NJEA has been in a fight with Sweeney over his handling of public worker pensions. The union says teachers have had to pay more into their pensions and health care as a result of Sweeney’s 2011 deal with Gov. Chris Christie to overhaul the state’s public worker pension system.

Sweeney said the deal was necessary to keep the system from going bankrupt. Last year, Sweeney promised to put a constitutional amendment on the ballot for the state to fully fund its pension obligation. He ultimately backed out, believing the ballot measure would fail.

“We were so strong in opposition against him being re-elected,” said retired teacher Barbara Toczko.

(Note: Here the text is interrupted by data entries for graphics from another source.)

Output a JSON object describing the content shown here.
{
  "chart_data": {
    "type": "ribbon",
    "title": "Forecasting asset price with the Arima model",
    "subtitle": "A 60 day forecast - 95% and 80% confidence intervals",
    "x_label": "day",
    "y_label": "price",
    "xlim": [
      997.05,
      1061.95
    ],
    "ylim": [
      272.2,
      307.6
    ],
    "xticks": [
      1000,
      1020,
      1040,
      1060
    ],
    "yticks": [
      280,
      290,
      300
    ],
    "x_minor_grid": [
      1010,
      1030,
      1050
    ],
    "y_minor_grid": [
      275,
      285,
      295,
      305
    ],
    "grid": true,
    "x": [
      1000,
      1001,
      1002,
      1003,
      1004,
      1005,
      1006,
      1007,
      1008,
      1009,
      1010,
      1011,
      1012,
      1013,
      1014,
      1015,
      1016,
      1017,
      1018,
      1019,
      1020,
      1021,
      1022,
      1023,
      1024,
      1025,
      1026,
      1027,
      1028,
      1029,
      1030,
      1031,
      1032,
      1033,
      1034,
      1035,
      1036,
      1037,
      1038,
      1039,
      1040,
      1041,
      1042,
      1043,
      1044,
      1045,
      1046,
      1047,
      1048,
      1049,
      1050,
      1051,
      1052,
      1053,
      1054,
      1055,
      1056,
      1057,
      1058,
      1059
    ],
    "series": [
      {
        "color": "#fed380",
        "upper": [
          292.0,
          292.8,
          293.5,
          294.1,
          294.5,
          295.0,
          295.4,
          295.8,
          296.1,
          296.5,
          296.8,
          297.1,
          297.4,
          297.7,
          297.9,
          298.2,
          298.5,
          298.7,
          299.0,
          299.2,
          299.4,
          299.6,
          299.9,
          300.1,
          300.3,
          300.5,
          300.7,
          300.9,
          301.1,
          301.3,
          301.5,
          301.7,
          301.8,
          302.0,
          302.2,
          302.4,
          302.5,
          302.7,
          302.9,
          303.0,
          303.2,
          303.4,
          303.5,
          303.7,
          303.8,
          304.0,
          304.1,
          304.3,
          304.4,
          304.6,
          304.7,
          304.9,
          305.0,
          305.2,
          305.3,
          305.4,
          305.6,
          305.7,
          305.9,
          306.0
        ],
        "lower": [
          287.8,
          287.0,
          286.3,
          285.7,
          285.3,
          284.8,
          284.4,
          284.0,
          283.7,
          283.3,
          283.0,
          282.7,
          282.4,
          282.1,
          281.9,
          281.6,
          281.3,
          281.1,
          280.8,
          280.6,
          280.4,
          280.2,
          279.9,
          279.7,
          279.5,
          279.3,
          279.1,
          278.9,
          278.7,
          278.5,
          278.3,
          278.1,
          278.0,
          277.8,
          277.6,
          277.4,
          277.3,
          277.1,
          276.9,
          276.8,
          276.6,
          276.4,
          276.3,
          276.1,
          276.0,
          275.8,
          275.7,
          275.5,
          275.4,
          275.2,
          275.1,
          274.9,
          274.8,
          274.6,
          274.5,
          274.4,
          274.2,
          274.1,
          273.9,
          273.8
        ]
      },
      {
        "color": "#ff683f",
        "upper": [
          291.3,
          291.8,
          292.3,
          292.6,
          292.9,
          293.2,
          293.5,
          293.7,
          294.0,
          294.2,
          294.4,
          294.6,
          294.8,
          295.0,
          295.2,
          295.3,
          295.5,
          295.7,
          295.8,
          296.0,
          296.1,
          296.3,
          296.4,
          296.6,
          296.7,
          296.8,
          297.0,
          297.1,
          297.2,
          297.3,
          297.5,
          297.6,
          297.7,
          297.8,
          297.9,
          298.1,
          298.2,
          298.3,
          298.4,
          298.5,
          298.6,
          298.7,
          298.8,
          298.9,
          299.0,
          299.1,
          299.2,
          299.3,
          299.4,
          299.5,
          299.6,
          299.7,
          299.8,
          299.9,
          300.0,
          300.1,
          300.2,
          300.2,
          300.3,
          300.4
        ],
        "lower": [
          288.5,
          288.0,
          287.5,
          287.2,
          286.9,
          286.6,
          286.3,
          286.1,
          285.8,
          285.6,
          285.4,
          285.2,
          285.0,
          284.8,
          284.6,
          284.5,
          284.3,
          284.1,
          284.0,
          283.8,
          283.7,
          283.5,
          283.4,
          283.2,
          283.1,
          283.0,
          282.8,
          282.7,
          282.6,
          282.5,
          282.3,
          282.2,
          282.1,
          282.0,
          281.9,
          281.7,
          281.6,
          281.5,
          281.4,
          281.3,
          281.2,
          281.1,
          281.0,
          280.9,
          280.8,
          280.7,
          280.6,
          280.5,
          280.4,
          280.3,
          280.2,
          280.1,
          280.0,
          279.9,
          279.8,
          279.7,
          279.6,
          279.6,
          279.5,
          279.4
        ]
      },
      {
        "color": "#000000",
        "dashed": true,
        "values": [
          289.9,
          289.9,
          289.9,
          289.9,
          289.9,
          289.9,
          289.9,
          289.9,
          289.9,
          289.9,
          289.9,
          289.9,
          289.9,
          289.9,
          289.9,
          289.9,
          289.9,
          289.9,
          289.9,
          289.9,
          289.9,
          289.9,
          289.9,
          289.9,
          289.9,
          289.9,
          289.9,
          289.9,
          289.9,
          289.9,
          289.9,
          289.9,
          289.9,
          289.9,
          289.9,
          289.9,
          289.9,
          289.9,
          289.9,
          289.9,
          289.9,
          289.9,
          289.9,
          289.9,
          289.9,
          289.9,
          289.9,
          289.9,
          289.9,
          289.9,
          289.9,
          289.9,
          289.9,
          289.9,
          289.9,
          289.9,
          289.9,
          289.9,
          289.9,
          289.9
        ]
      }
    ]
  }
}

With about $16.6 million in expected total spending, the 3rd District Senate race was the most expensive legislative race in state history.

According to the State’s Election Law Enforcement Commission, $12 million came from independent groups. The NJEA spending $4.5 million on the race, compared to Sweeney-backed Super PACs spending just over $7 million.

Sweeney came out with the win by 18 percentage points.

Many of the NJEA members at the conference said that money was well spent because it sent a very clear message.

“He faced a really tough opponent in Fran Grenier and hopefully now that’s going to teach him a lesson that look, we’re here, we’re watching, you’ve made these promises, you need to step up to the plate and be a man of your word,” said Robert Scardino, a theater teacher.

NJEA President Marie Blistan said she looks forward to working with Sweeney but hasn’t had the opportunity to speak to him just yet.

“We have worked with him for years before. I live in that district. There were years that he was not endorsed and we still worked with him. We continue to work with him and I’ll work with anyone who wants to work for public education, our students again and for our members,” said Blistan.

For his part, the Senate president is focusing on the state’s other teacher’s union.

“I’ll be working with the AFT. I’m very happy to work with them. They are a progressive group that says what they mean and they don’t change,” said Sweeney. “The NJEA has not tried, they have not reached out, they have not called. And I’m not expecting it, and I’m not losing sleep over it.”

It’s an answer that does leave in question if the relationship can be mended.